Adds Welsh: "When I hear the old chant `He's a man; he's a man; he's a NOTRE DAME Man!', I think of Brian as the current person who fits that description. He's one of our last links to `old-school' traditional ways of Notre Dame. I'm so indebted to Brian and have great respect for him. He's cordial, friendly, helpful and always has time for you."
Of course, one of the other late-'80s coaching moves was an easy one - as the AD at the time (Dick Rosenthal) replied "We already have one - you?" when Boulac inquired about top head-coaching candidates for the first-year varsity softball program. He went on to post four 30-win seasons and guided the Irish to a pair of conference titles, despite operating with only two full scholarships.
Boulac also spearheaded the hiring of baseball coach Pat Murphy (who transformed his team into a national power) and "inked" a pair of noteworthy assistants. Chris Petrucelli came aboard to assist new men's soccer coach Mike Berticelli, while Liz Miller
was hired as Boulac's assistant coach (she later became softball head coach, when Boulac shifted fulltime to administration). A few years later, Petrucelli was named head women's soccer coach and built a national powerhouse that won the 1995 national title. In the end, a seemingly "minor" hire - Boulac's landing Petrucelli to help with men's soccer - led to the Notre Dame women's soccer dynasty that remains today.
Boulac - whose administrative duties have included admissions, financial aid, student development and Joyce Center management - has served as sports administrator for more than half of the current varsity teams (14-of-26), with a particular affinity for the sport of fencing (he worked the fencing venue at the 1996 Olympics in Atlanta) that has a similarity to offensive-line play due to the importance on footwork.
One of Boulac's favorite duties was overseeing the old "Book Room," which helped varsity athletes procure their source material at the start of each semester.
"Brian used to make sure that every student-athlete had their books and he spent time with each of them, talking about more than just books and classes," recalls Micki. "He would recognize the athletes around campus and, later on, when they moved the book process to the bookstore, he really missed that bonding time with the young people."
Boulac - who has dedicated his career to "helping student-athletes adjust to college life" - seems to have been drawn to the "non-glamour" tasks. Unlike virtually all of his contemporaries, he even missed the recruiting grind (after shifting to the administrative chair), because he drew "true pleasure" while going out on the road and selling Notre Dame to the nation's top student-athletes.

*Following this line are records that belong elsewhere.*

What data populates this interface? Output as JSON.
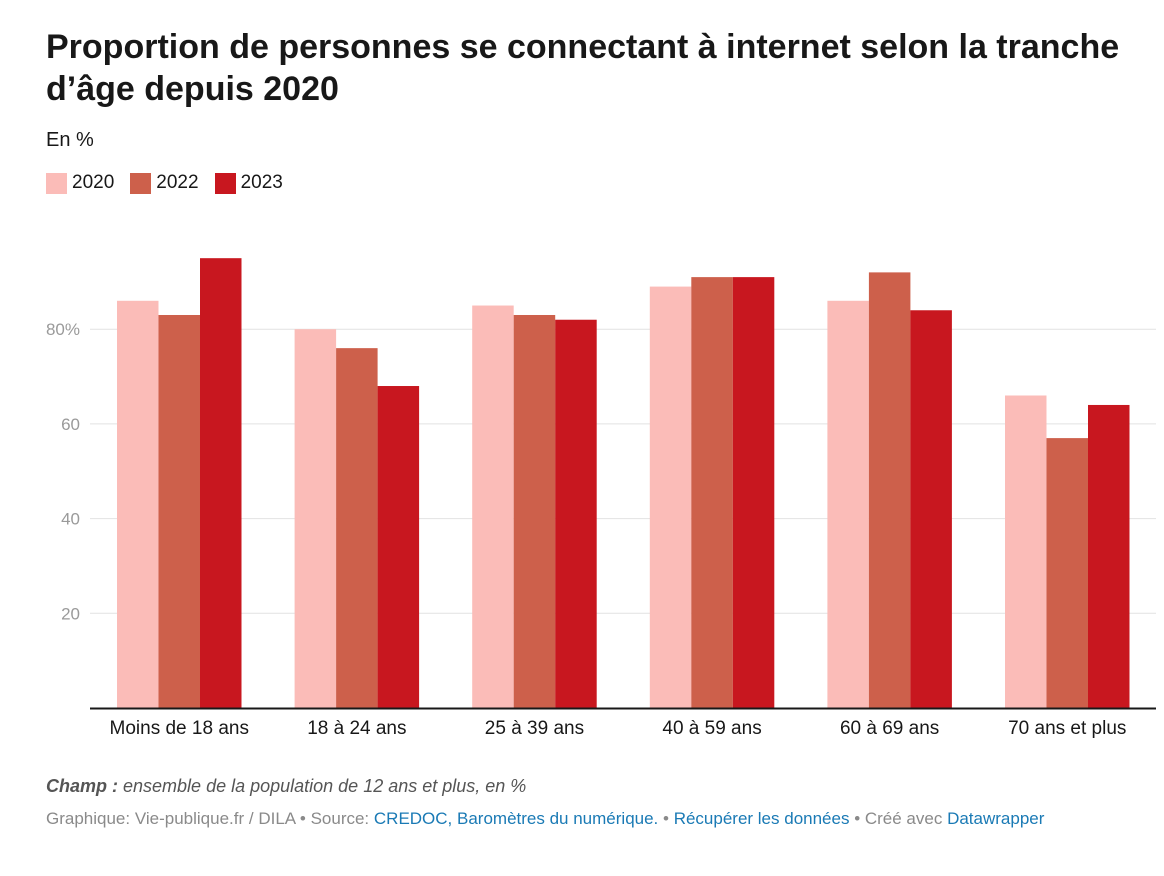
{
  "title": "Proportion de personnes se connectant à internet selon la tranche d’âge depuis 2020",
  "subtitle": "En %",
  "note": {
    "label": "Champ :",
    "text": "ensemble de la population de 12 ans et plus, en %"
  },
  "source": {
    "prefix": "Graphique: Vie-publique.fr / DILA • Source: ",
    "source_link": "CREDOC, Baromètres du numérique.",
    "sep1": " • ",
    "data_link": "Récupérer les données",
    "created": " • Créé avec ",
    "tool_link": "Datawrapper"
  },
  "colors": {
    "2020": "#fbbcb8",
    "2022": "#cd604b",
    "2023": "#c8171f"
  },
  "chart_data": {
    "type": "bar",
    "title": "Proportion de personnes se connectant à internet selon la tranche d’âge depuis 2020",
    "subtitle": "En %",
    "categories": [
      "Moins de 18 ans",
      "18 à 24 ans",
      "25 à 39 ans",
      "40 à 59 ans",
      "60 à 69 ans",
      "70 ans et plus"
    ],
    "series": [
      {
        "name": "2020",
        "values": [
          86,
          80,
          85,
          89,
          86,
          66
        ]
      },
      {
        "name": "2022",
        "values": [
          83,
          76,
          83,
          91,
          92,
          57
        ]
      },
      {
        "name": "2023",
        "values": [
          95,
          68,
          82,
          91,
          84,
          64
        ]
      }
    ],
    "yticks": [
      20,
      40,
      60,
      80
    ],
    "ytick_labels": [
      "20",
      "40",
      "60",
      "80%"
    ],
    "ylim": [
      0,
      100
    ],
    "grid": true,
    "legend": "top-left"
  }
}
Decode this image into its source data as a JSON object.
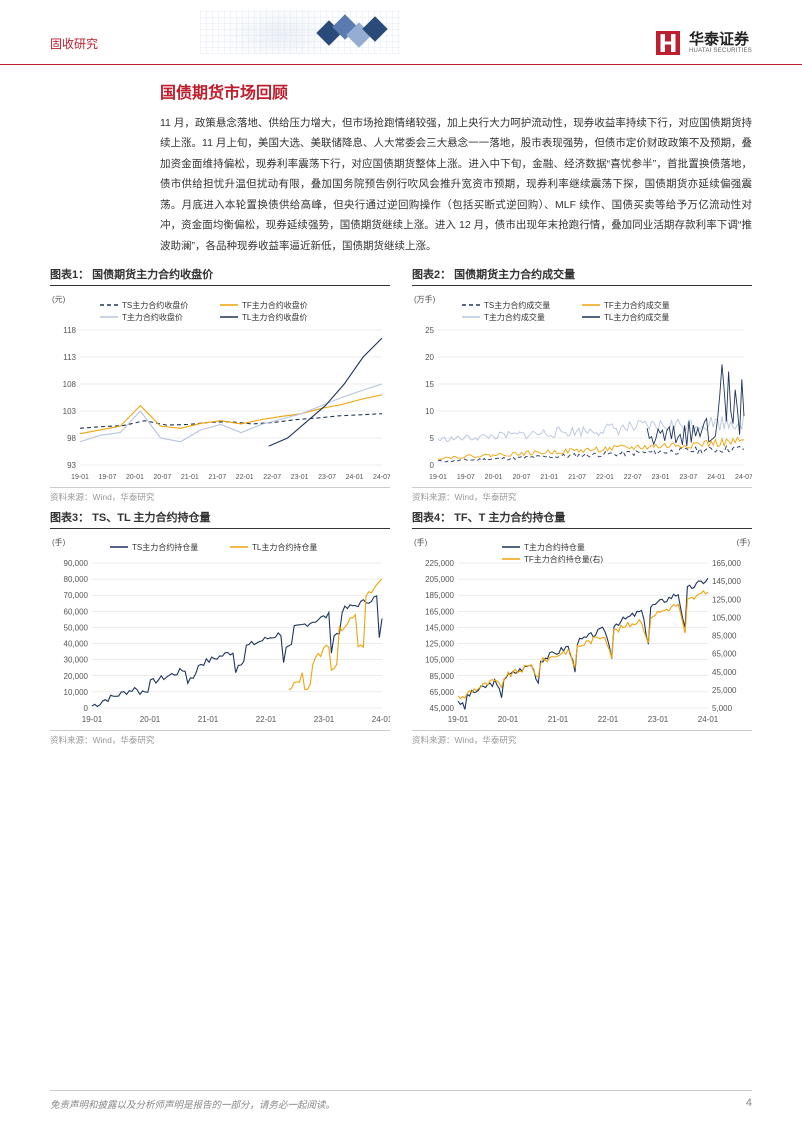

He is particularly proud of his many Notre Dame players - such as Mike Oriard, Larry Williams and Dave Casper (to name only a few) - who have gone on to distinguish themselves in various walks of life. He also has been impressed by numerous student-athletes in recent years, most of them from sports other than his beloved football (although he considers recent tight end John Carlson "a superb young man"). Others who have made a profound impact on the ultimate ND sports fan include early-'90s volleyball player Jessica Fiebelkorn, recent softball catcher Jarrah Myers, and elite fencers such as Alicja Kryczalo, Patrick Ghattas and Mariel Zagunis.
Boulac's daughter Debbie summarize the thoughts of her sisters, and from so many others that have been positively impacted by her father over the years.
"I'm grateful for all Notre Dame has given our family and it was the best place to grow up," she says. "My parents raised us all to be good, hard-working and loyal people.
"If I could make just a portion of the contributions my father has made, I will count my life a success. My father is my hero and I loved watching him coach. I learned early on that it was a good thing when he yelled, because he knew you were better and he was going to help you be better. And that's all part of the caring he's felt for every Notre Dame athlete that's crossed his path."